Jacqui - I couldn't agree with you more. I am stuck and keep re-writing the beginning, thinking it has to be perfect before I move on. I have to move on, I must move on. But there is laundry to do, errands to run, books that must be read, and spider solitaire is calling my name. Maybe I'll just jump ahead like you. Either way, I must plow on.

Jacqui said...

Thanks, Tina! You made my morning.
I can't love the struggle either -- or rather, I only love it when I'm obviously winning!

Exactly, Tabitha. I think cleaning the bathroom is like the writer's equivalent of hitting rock bottom.

Candace, you may be onto something. Maybe I will only write prime numbers...

Meg, plow on indeed. And good luck!
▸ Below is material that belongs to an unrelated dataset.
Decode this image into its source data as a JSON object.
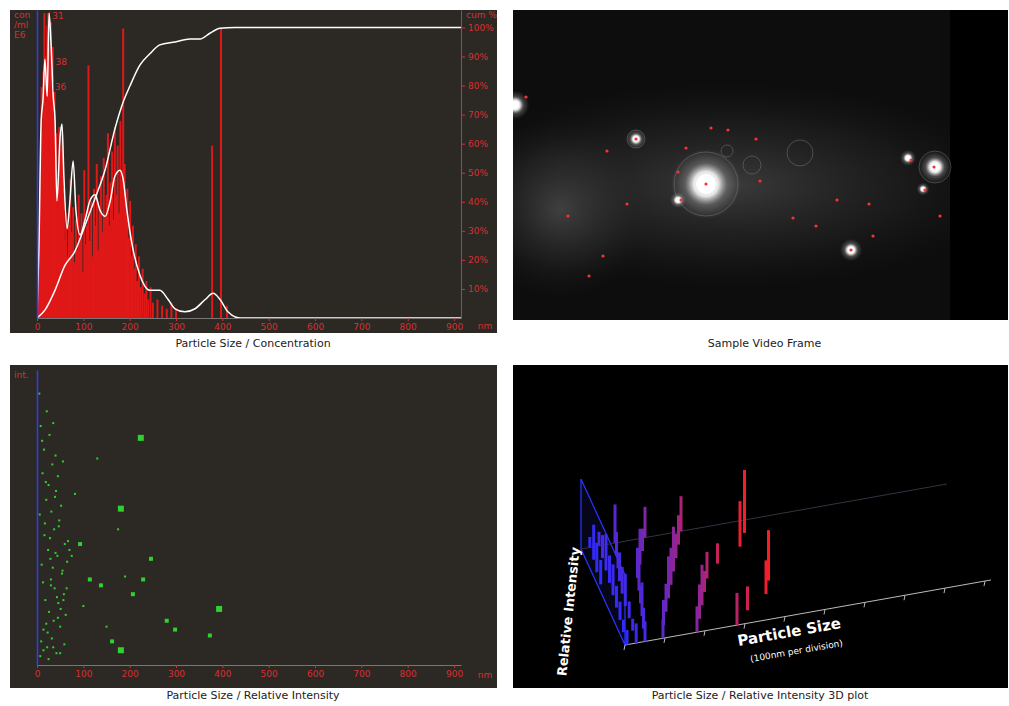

Also, your cat is really cute.

Mary Witzl said...

All day long I've been jumping up from the table where I've been trying to write, in an effort to avoid doing what I know I have to do: change an integral part of my story. I've done it now -- finally -- and I don't like it. My heart's not in it; I liked it the way it was even though I know it didn't work. Or maybe I'm in denial...

I wonder if the reader will be able to tell I had such a horrible struggle? I wonder if the whole ms will just get put away in a back drawer somewhere? I could weep.

Jacqui said...

Aah, Mary. I've been there and I'm sorry. Weeping does help. But I wonder: whose idea was it to change it? And can you save the old bit for another tale?

cath c said...

amen. simply amen. i am nearly done with my youth novel, and yet there's this part, and that other part earlier that i put on hold to return to, and well, there's this part right now. ugh. the worst is knowing what needs to be there and it just not spitting out onto the pages.